Hace mucho que vive en el centro de la ciudad y casi
nadie lo conoce. Lleva más de una década sin salir ni interrelacionarse con sus
vecinos que saben que él existe, pero le han dado de baja de la nómina de los
vivos en el barrio.
Lleva mucho, demasiado tiempo frente a su botella de
vino. Fue quizás el presente de un amigo, o el envío como aguinaldo de una
vieja navidad que ya ni recuerda.
La conoce perfectamente; puede repasar su forma
cuando duerme, recordar la coloración rojiza, imaginar el olor y el exquisito
bouquet que ella le ofrece. Ha estudiado a fondo la denominación de origen
Rioja y las bodegas Domecq; sabe la historia del Tempranillo, Graciano y
Mazuelo, las uvas permitidas para la
elaboración de su botella Marqués de Arienzo.

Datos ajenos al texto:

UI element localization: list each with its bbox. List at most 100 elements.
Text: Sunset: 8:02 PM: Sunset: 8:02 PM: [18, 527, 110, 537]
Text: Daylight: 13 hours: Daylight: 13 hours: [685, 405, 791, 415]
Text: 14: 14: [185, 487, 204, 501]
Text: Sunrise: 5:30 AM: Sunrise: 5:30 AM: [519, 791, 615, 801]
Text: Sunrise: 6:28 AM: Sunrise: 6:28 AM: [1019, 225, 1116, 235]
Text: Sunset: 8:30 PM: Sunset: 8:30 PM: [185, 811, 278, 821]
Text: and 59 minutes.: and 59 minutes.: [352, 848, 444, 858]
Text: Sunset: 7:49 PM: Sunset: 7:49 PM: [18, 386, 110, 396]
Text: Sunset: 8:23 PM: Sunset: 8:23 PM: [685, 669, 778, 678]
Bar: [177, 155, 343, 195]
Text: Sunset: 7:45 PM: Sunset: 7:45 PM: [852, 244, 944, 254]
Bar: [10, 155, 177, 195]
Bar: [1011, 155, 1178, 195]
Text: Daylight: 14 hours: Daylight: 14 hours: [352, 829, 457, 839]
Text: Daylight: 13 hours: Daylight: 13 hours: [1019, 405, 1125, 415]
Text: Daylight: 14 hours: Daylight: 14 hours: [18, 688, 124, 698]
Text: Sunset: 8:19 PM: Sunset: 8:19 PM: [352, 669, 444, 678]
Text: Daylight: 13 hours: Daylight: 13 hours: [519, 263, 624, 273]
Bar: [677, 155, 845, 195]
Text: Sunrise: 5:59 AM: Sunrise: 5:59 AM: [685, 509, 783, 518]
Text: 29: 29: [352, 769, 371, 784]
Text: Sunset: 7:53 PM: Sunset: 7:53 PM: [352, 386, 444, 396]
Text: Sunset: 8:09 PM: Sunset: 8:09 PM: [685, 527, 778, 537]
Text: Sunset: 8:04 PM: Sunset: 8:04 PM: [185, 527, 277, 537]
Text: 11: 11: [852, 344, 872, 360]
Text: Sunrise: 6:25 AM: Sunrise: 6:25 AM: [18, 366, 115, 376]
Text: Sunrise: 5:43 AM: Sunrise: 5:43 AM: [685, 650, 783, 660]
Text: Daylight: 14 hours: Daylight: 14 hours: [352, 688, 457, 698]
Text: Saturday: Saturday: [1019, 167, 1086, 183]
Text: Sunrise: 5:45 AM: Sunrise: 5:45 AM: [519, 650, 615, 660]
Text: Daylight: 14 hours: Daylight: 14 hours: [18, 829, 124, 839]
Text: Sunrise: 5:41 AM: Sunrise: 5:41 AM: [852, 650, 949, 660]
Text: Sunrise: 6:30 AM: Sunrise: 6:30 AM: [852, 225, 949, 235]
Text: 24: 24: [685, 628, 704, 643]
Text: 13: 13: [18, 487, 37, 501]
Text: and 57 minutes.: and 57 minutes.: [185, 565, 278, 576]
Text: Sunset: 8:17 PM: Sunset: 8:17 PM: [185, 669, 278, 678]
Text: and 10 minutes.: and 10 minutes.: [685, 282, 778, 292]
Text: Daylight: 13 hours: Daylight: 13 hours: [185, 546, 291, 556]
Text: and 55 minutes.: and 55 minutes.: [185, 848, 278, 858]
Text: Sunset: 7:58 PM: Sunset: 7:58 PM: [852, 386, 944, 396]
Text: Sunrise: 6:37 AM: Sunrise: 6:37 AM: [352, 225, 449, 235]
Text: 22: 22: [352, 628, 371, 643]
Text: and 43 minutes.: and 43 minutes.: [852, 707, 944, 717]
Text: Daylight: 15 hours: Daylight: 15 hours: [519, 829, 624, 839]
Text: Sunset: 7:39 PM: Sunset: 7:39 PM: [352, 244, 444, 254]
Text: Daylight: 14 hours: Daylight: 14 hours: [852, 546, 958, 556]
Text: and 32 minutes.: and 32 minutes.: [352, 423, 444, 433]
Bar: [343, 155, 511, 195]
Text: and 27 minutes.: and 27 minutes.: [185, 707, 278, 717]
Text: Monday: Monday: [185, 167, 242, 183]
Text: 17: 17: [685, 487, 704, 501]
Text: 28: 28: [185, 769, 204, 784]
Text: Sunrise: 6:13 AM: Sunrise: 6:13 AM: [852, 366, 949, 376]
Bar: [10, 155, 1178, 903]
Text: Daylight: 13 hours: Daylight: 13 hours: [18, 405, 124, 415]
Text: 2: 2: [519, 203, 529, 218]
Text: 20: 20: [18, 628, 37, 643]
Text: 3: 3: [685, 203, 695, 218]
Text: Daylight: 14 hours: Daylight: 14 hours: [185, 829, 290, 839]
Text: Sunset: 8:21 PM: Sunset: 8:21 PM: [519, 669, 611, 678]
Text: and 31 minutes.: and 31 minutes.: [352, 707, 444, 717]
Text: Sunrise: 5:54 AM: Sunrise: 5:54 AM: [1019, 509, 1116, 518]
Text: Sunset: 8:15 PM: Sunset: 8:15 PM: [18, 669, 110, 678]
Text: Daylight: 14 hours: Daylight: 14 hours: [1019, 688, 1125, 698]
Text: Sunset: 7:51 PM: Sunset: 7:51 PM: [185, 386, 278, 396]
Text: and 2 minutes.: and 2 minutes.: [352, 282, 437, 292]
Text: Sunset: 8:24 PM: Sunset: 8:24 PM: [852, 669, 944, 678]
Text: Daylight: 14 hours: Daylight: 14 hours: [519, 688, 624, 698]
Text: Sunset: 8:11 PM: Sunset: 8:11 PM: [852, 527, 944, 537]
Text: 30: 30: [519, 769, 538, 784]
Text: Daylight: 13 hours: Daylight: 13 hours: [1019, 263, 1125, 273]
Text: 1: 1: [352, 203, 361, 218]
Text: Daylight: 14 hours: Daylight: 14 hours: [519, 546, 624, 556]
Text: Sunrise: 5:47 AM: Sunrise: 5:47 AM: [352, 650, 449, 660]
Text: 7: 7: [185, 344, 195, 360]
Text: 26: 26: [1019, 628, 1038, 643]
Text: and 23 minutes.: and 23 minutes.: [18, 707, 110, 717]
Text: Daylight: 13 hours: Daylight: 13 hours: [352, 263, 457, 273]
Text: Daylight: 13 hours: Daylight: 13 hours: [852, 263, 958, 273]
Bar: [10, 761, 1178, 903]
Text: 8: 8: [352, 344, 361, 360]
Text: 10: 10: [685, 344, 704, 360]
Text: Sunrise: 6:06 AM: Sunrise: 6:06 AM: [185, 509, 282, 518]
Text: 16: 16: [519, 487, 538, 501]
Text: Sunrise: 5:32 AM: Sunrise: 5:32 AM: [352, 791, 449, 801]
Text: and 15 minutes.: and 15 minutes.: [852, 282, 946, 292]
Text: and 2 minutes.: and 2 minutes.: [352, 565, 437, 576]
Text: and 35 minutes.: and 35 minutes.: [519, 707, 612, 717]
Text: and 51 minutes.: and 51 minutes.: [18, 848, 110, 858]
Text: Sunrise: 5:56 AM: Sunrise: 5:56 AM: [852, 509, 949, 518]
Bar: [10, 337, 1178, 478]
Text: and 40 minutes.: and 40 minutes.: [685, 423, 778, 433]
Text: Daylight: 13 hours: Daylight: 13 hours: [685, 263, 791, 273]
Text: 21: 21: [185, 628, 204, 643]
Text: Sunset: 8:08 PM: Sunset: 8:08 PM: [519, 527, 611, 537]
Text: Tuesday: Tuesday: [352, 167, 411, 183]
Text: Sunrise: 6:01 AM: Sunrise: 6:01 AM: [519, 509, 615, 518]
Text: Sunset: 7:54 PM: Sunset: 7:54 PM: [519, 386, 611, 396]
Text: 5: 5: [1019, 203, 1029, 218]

Colecciona documentos y fotos que
le informan al respecto.
Alguna vez ha tenido el deseo de abrirla y probar ese
líquido sanguinolento que lo espera tras el cristal, pero siempre pone a salvo
su tesoro.
Disfruta, cuando
acaricia su cuerpo, como las manos frías se traslucen distorsionadas en el
líquido.
Ya no le importa nada; solo hundir la mirada en el
silencioso espejo que lo domina.
Hoy la desea sobre todas las cosas. Sostiene entre
las manos el descorchador, pero las fuerzas se le acaban; pues reconoce que
cuando se beba su botella de vino, tendrá que recurrir a la televisión, la
radio, la lectura y las falsas relaciones humanas, esos tontos inventos de la
gente común para poder sobrevivir en este mundo.